Early Solid Food Intake in Infants
Pediatricians often encourage mothers to gradually introduce their babies to eating solid foods once they reach the age of four to six months. However, it has been found that many babies are started on solid foods even before this age, according to a recent study published in Pediatrics.
Experts are concerned, because the early introduction to solid foods may make infants vulnerable to increased risk for chronic disease, such as obesity and diabetes. Heather B. Clayton, PhD, MPH, from the Epidemic Intelligence Service, Centers for Disease Control and Prevention, Atlanta, Georgia, and colleagues surveyed more than 1300 mothers who participated in the Infant Feeding Practices Study II (2005 – 2007).
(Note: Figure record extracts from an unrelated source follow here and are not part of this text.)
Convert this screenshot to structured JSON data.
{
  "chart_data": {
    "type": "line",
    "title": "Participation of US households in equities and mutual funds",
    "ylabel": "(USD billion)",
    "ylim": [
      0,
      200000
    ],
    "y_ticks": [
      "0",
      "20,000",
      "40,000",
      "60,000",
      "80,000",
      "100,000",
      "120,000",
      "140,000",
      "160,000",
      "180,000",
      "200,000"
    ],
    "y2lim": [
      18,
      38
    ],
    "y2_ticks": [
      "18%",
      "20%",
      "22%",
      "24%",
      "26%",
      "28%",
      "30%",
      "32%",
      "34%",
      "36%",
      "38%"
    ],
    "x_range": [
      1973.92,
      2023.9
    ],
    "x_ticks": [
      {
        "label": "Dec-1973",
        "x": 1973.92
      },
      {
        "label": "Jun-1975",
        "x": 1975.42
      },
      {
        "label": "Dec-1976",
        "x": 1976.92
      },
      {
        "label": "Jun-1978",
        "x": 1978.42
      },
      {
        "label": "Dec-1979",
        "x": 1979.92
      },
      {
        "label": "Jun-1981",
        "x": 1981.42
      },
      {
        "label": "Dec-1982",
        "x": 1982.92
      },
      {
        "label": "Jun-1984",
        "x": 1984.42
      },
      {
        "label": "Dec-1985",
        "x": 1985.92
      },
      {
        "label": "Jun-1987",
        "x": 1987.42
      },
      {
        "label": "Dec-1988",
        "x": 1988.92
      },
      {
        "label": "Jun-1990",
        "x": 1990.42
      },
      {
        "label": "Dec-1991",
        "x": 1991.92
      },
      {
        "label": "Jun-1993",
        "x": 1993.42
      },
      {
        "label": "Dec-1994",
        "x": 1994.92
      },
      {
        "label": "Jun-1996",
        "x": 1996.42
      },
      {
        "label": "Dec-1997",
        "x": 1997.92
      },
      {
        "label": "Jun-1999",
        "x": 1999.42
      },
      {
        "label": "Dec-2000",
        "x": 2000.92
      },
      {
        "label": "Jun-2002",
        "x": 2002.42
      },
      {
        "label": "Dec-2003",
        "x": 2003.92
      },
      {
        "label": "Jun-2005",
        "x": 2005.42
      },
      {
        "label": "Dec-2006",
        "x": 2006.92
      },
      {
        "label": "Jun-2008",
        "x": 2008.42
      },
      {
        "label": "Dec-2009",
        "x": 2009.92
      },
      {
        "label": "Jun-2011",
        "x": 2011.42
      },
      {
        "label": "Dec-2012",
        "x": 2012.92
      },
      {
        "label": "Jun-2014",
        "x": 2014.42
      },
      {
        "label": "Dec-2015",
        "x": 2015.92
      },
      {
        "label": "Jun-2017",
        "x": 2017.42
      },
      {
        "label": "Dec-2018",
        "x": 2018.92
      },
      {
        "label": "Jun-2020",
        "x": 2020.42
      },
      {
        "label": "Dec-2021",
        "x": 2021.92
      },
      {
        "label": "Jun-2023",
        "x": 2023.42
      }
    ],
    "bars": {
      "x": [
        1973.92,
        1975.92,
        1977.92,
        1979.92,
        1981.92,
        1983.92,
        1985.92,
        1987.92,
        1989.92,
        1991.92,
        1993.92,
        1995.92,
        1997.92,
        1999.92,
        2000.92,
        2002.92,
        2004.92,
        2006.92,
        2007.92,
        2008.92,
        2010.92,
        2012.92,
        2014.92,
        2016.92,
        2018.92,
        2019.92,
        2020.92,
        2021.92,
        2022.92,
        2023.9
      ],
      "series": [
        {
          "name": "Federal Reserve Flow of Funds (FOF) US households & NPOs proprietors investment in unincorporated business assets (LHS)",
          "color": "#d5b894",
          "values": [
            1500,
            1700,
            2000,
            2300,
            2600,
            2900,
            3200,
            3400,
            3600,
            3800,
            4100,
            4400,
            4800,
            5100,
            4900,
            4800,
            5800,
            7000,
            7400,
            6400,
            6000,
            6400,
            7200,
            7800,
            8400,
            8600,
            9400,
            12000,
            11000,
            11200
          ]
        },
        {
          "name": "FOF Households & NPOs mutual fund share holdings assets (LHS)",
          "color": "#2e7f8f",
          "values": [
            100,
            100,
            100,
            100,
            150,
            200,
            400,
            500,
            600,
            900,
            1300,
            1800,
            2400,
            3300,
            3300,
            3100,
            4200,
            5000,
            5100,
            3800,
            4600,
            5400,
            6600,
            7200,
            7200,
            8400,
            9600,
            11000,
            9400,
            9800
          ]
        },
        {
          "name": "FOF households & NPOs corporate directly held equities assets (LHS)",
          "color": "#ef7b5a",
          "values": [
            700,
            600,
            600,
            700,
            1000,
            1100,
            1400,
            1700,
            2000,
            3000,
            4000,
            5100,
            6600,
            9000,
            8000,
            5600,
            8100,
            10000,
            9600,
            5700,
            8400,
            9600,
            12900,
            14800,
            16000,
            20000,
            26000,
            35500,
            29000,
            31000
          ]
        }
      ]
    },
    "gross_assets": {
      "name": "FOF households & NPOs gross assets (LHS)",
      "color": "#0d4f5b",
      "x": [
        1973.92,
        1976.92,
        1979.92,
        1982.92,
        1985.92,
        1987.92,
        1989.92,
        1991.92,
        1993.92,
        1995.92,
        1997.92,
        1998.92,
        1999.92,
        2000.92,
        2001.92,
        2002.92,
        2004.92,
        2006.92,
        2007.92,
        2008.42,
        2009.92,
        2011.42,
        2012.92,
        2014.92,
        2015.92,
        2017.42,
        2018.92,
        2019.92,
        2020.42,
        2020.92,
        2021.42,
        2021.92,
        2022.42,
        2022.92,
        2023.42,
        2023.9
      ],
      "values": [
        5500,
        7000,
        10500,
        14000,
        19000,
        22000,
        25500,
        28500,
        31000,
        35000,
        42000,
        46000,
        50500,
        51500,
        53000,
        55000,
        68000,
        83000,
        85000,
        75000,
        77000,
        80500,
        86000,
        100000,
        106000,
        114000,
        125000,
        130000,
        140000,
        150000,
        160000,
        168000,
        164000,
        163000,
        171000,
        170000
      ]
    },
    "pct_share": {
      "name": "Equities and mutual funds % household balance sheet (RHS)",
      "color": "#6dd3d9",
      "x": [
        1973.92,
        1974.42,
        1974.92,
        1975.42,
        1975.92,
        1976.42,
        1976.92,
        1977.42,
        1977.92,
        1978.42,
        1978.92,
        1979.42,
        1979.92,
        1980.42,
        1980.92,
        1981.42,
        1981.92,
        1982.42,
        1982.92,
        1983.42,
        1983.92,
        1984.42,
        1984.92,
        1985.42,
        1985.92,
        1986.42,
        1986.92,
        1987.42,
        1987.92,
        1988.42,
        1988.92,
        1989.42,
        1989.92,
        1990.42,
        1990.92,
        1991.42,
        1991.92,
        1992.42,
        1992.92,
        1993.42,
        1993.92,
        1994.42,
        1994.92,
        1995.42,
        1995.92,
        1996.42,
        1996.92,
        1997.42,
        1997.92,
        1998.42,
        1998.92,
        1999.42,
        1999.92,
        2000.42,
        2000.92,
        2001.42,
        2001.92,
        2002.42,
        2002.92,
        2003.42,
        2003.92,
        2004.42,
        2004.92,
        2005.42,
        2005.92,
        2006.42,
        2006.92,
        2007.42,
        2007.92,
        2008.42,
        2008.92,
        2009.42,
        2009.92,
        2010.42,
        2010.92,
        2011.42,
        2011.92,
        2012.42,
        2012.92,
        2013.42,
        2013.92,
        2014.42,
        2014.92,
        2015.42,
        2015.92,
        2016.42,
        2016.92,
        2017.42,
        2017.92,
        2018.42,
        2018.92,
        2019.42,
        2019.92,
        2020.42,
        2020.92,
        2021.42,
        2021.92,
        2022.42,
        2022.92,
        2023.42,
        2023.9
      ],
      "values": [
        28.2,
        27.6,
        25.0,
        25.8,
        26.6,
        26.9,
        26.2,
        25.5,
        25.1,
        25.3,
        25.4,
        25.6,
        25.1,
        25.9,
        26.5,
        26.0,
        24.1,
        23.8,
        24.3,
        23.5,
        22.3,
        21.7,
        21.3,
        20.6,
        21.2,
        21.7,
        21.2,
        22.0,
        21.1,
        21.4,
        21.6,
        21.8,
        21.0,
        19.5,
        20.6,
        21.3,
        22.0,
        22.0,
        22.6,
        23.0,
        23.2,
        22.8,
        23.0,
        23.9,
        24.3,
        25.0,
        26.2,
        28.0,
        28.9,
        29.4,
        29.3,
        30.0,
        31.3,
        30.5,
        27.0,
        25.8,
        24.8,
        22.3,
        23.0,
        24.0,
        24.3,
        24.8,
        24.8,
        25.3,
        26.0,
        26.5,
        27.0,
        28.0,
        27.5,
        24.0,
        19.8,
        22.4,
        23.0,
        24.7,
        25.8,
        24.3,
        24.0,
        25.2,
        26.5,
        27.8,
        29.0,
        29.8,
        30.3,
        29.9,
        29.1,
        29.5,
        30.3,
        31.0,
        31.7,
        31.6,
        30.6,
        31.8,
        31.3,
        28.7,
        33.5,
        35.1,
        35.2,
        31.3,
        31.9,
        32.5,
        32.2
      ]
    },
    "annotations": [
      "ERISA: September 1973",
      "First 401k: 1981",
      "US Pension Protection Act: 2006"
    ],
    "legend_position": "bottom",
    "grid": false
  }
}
The women returned completed questionnaires indicating when they introduced their infants to solid foods and why.
Results showed that more than 40% of mothers introduced solid foods before their babies were 4 months old, including some who did so before 4 weeks of age. Most of these mothers were found to be younger, unmarried, with less education, lower income, and participated in the Women, Infants, and Children program.
The researchers report that 53% of mothers who used milk formula gave their babies solid food before four months while 50% of those who gave mixed feeding and 24% of those who breastfed also did so. Most mothers (89%) who gave their babies solid food early cited that their babies were old enough to begin eating solid food and many others (71%) said that their babies always seemed hungry.
The researchers believe that their study provides important information on why mothers introduce solid food earlier than recommended and how the type of milk feeding also affected the outcome.
Hand, L. Infants Often Introduced to Solid Food Too Early. Medscape.